Prosopographical Research on the Crusader States

Prosopographical Research on the Crusader States

By Alan V. Murray

Prosopon Newsletter, Vol.4:2 (1996)

Introduction: Prosopographical research on the Crusader States, or to use a more accurate term, Outremer, has a long tradition. The first substantial modern work on the Frankish nobility, the Familles d’Outre-Mer by Du Cange and Rey, drew primarily on the Lignages d’Outremer, a medieval compilation of histories of Frankish families from the mainland states and Cyprus. Since the mid-nineteenth century numerous studies have appeared, most of them concentrating on single families or holders of particular lordships. However, few works have looked at the nobilities of the Frankish states as entire groups, although it might be assumed that information about the geographical origins and social composition of the Frankish ruling classes would lead to important conclusions about such issues as their relationships with their rulers and with western Christendom. My own research has focussed upon the origins of the nobility of the Latin kingdom of Jerusalem.

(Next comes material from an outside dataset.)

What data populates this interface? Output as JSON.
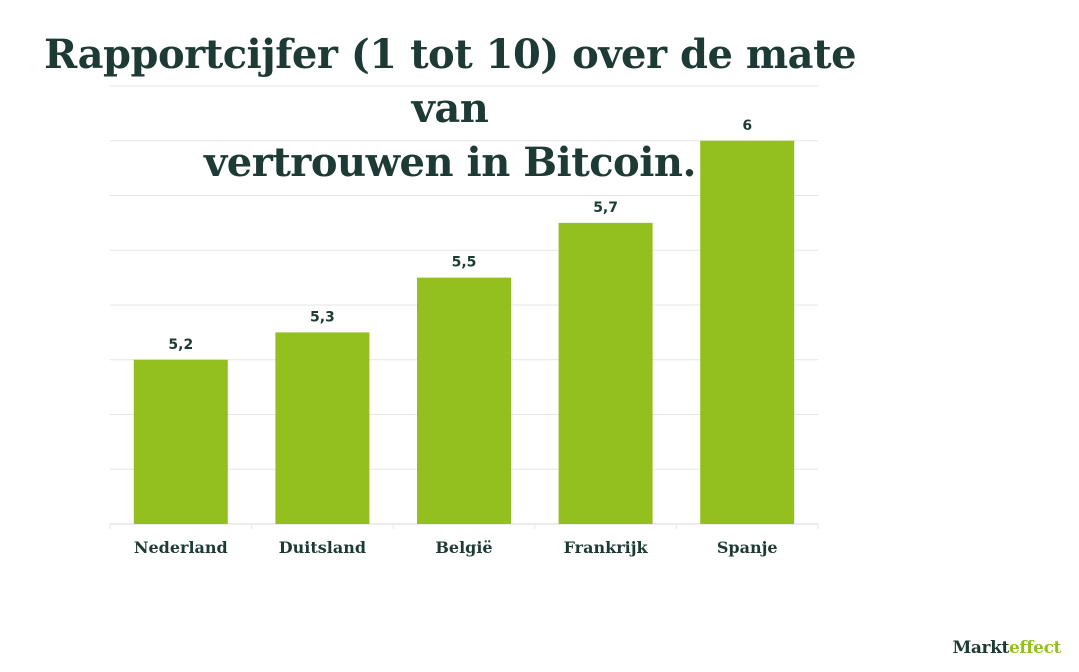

For a long time the scholarly consensus was that this group essentially originated in the crusading army of Godfrey of Bouillon and his brother Baldwin I, the first two rulers of the kingdom, and that most had been vassals of the Bouillon-Boulogne dynasty in Europe, primarily in Lotharingia. This assumed character of the early ruling class of Jerusalem was often believed to be a contributory factor in the relative strength of the early Jerusalem monarchy, in contrast to that of the later twelfth century and to the second Latin kingdom of the period after 1187.